It’s the middle of winter, the cold seems endless and the sun hasn’t come out in days. If you’re feeling a little down, you’re not alone, but there are ways to help banish the winter blues. This is the perfect time for some simple self-care: a cup of your favorite tea, a humidifier diffusing a soothing essential oil and a great uplifting book—something to buoy your spirits and your reading list.
A genre in itself, “Up Lit,” is best known for being championed by books like Eleanor Oliphant is Completely Fine and The Rosie Project. These are books that provoke thought, laughs and even tears but in the end leave you feeling joy—a joy that will last all the way to spring.
California Girls by Susan Mallery
Finola seems like she has it all until she finds out her husband is cheating. Zennie is independent and has bigger things on her mind than a breakup. And Ali’s engagement has just ended quite unceremoniously. The California sunshine’s not quite so bright for these three sisters who get dumped in the same week, but side by side, they will try to rebuild their lives.
The Time is Now, Monica Sparrow by Matt Howard
Monica Sparrow is spinning a bit. In her orbit is her prospective career as an author, a house full of stuff she knows she doesn’t need and a cloak of grief that continually weighs her down. But there is also her difficult sister Diane, her stepbrother Jamie and Xavier, her would-be editor—if she lets him at her work. Can four isolated people find a new start together?
The Proposal by Jasmine Guillory
A surprise marriage proposal may be just the thing some women long for—but not Nikole and not when it’s from her boyfriend of only five months and definitely not when his intentions are plastered on the big screen at the Dodgers game. But instead of guilt or humiliation, Nikole wants to script her own happily-ever-after—especially if it means rediscovering herself with a handsome doctor who says he’s also not looking for anything serious.
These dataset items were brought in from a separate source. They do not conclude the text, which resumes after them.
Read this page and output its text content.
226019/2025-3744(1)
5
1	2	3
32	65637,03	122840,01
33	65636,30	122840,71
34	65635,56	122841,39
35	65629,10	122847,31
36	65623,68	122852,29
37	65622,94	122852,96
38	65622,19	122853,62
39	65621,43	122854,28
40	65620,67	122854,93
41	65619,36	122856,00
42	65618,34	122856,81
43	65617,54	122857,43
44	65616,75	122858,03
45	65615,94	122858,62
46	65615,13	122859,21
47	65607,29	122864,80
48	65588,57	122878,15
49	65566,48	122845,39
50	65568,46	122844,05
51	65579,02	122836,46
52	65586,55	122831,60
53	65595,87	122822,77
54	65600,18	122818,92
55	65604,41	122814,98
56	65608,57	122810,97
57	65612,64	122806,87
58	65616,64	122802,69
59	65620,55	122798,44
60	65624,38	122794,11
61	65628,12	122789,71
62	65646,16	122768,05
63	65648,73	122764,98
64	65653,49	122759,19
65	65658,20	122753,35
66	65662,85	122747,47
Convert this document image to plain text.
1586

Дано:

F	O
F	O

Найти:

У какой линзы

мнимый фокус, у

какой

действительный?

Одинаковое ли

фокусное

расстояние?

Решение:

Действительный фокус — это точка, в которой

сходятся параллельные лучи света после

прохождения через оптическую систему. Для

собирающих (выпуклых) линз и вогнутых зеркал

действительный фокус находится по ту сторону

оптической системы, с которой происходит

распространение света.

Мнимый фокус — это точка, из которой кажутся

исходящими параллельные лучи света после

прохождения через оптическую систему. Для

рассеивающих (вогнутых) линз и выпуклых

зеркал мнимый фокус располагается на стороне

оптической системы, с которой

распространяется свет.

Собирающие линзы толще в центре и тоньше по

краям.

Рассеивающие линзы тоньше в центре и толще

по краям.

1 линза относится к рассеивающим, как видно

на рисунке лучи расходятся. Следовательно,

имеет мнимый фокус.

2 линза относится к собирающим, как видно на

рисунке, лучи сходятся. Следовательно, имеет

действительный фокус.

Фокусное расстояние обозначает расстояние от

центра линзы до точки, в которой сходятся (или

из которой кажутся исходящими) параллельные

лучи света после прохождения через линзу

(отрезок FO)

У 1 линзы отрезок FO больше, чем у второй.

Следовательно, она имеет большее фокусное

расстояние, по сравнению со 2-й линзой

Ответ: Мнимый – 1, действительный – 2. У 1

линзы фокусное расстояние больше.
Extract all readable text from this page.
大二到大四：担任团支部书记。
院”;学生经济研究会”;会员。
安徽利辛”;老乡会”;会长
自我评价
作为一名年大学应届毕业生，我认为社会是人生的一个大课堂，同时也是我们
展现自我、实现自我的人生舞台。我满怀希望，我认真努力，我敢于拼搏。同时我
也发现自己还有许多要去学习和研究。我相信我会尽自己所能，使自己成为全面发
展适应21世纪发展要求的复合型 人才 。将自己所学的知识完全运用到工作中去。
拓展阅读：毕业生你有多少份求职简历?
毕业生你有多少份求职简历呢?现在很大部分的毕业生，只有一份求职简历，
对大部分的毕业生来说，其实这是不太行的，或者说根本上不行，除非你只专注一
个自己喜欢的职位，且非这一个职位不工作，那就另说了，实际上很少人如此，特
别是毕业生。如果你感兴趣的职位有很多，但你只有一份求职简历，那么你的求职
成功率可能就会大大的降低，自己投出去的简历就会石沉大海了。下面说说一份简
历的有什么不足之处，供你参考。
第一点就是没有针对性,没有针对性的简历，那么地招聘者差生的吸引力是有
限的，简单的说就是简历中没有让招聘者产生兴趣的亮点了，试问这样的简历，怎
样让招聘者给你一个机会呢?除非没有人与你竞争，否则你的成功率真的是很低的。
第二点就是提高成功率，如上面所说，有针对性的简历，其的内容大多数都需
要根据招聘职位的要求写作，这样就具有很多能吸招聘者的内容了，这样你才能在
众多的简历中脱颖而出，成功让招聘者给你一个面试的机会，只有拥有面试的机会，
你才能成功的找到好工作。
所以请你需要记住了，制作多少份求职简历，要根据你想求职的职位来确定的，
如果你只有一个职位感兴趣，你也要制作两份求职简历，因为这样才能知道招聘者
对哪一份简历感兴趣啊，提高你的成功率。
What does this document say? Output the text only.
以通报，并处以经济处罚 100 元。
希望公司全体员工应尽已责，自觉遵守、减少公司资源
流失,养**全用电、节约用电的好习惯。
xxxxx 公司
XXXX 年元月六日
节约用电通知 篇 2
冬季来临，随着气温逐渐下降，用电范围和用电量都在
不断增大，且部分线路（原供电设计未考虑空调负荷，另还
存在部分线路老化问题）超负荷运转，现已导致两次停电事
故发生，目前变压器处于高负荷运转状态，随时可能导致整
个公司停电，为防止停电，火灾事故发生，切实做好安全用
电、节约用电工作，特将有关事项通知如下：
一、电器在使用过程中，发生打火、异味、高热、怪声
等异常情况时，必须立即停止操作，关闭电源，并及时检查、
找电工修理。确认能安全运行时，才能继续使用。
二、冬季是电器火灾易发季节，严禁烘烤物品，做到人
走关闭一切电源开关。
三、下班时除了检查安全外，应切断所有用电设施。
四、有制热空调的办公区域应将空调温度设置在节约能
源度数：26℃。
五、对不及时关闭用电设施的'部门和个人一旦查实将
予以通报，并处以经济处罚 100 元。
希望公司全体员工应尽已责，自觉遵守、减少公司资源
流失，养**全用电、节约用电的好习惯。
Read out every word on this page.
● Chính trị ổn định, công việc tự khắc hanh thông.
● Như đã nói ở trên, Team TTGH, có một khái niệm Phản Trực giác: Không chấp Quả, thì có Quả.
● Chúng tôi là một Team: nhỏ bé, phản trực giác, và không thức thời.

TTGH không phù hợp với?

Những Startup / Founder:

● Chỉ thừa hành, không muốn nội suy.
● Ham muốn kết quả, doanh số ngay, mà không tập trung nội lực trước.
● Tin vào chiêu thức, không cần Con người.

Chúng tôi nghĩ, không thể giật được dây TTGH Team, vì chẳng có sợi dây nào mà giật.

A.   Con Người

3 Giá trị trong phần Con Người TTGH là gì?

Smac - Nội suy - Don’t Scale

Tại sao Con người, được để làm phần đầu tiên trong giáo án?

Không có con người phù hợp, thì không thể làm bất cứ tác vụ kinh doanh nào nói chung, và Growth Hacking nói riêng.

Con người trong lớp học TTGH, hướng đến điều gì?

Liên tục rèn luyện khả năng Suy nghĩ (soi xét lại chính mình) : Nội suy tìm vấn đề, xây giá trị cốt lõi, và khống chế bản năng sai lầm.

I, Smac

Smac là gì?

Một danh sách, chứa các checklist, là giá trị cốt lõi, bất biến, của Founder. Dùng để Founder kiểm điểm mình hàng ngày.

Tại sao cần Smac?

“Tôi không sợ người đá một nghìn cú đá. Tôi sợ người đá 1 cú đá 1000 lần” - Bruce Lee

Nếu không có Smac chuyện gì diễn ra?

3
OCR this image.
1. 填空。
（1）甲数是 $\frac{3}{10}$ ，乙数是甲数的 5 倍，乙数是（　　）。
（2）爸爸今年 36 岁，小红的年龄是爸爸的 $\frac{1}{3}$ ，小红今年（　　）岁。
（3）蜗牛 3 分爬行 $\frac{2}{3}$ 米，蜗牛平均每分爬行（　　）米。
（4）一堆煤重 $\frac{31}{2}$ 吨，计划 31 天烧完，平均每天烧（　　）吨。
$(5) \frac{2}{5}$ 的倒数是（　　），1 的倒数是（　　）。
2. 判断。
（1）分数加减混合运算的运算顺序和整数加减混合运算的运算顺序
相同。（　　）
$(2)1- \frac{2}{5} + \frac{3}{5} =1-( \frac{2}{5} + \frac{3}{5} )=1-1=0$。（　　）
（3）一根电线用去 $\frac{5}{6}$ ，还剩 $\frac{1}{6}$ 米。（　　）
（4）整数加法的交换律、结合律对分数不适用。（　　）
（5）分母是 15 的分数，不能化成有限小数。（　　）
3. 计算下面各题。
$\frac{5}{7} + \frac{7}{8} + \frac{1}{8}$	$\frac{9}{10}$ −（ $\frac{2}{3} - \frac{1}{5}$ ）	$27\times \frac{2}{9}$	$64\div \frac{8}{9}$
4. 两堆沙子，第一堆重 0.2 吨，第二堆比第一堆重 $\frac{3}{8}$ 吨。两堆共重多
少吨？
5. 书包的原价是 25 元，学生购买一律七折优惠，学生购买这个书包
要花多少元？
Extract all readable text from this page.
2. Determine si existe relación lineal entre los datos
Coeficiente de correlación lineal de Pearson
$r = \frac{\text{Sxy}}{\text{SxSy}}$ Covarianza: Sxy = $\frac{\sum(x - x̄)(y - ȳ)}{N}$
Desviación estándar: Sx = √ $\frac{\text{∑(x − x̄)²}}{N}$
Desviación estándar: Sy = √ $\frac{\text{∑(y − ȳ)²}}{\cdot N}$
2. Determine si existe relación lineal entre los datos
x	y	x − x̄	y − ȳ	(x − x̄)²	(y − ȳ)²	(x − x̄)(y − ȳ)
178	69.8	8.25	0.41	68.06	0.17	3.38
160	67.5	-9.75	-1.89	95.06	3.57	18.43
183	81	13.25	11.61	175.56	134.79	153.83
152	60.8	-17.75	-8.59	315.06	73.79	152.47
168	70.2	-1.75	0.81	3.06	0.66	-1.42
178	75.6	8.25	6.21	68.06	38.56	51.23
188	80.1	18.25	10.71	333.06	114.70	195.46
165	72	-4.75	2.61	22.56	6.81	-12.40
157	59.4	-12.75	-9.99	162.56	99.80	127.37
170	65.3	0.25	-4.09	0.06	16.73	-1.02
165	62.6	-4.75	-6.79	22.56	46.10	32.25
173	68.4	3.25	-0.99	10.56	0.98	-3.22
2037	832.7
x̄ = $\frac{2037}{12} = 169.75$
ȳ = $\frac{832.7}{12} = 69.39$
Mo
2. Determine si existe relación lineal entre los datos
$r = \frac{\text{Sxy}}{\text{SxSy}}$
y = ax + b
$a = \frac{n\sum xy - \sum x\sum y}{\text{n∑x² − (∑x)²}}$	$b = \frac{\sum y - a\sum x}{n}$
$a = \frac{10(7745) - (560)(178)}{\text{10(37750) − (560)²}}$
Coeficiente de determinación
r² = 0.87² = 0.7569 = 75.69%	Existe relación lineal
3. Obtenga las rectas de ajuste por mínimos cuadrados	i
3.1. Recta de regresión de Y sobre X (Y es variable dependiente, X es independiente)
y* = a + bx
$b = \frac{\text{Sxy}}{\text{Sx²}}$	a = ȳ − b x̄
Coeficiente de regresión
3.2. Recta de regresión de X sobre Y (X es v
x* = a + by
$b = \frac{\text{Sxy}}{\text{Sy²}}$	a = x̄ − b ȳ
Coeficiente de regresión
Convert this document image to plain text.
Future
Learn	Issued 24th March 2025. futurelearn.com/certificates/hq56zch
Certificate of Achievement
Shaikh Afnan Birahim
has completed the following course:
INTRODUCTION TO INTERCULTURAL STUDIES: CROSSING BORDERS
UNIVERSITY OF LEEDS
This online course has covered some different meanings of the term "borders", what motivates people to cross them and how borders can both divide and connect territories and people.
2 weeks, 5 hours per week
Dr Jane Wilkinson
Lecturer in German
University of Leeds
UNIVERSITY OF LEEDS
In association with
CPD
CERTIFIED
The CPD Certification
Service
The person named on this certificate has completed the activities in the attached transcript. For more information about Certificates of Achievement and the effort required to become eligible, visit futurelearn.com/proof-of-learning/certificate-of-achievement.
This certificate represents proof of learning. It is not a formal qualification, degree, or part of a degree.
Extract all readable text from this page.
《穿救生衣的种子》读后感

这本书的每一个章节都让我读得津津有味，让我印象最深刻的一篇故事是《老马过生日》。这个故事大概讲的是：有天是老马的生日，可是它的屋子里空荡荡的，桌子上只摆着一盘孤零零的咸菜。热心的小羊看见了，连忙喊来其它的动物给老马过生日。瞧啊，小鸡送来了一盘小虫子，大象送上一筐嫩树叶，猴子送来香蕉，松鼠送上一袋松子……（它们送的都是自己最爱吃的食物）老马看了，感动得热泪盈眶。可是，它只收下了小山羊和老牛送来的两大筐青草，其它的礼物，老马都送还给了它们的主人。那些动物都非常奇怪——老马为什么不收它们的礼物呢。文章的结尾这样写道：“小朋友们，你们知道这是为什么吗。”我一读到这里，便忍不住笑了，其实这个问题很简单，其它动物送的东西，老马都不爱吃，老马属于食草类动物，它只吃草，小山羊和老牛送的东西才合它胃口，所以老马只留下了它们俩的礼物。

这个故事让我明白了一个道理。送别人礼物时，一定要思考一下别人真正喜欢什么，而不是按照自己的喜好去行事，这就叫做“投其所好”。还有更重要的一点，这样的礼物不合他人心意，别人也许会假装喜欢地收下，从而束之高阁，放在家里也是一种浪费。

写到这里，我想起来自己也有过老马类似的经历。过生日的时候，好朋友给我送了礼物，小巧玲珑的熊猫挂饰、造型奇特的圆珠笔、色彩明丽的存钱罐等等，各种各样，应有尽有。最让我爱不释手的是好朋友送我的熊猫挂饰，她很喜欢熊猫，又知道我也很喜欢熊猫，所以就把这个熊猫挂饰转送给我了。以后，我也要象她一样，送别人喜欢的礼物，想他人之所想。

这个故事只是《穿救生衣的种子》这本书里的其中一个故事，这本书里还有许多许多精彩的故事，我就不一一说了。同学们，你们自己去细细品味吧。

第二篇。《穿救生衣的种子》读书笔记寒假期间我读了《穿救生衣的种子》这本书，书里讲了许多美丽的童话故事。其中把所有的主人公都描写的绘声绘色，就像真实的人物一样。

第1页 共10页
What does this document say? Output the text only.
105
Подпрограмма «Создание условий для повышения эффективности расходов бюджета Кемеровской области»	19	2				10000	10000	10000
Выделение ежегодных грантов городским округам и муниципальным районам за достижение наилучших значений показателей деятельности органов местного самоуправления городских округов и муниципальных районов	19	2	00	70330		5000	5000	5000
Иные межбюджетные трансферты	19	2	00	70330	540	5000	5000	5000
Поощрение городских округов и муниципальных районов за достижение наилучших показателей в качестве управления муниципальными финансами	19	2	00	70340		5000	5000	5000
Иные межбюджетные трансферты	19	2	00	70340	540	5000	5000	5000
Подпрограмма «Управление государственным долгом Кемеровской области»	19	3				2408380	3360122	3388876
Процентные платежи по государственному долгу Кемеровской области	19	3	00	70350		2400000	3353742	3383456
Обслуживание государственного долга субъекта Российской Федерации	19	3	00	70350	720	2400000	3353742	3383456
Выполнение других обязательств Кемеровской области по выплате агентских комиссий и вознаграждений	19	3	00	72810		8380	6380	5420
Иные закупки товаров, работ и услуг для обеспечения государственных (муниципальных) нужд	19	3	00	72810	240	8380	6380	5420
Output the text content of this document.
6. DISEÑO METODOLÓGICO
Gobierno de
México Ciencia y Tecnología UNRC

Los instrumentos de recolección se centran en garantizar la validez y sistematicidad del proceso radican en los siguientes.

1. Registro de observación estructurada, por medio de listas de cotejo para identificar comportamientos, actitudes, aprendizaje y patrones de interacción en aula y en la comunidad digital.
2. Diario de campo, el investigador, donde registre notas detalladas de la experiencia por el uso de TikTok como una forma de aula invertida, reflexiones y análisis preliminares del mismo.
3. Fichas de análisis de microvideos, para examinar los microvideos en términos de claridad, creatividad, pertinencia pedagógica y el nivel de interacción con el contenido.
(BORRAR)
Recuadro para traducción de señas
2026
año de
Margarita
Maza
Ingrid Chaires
In Between Days by Eva Woods
Rosie Cooke is in a coma—an “in between” state. Then something strange starts to happen. Rosie finds herself revisiting scattered moments from her past. But why these memories? And what do they mean? As each piece of the puzzle comes into focus, Rosie struggles to face the picture of her life that forms. But with every look backward comes a glimpse of what might be and Rosie just might discover that she has much to live for.
The Lido by Libby Page
Kate is a 26-year-old journalist prone to panic attacks. When she is sent to write about the closing of the lido, a local recreation center, she meets Rosemary, an 86-year-old widow who has swum there for decades. Rosemary begins to tell Kate about her years at the lido and it soon becomes clear that the history of the two are inextricably intertwined. As Rosemary opens up to Kate, they find that they are both transformed—by friendship and by the lido.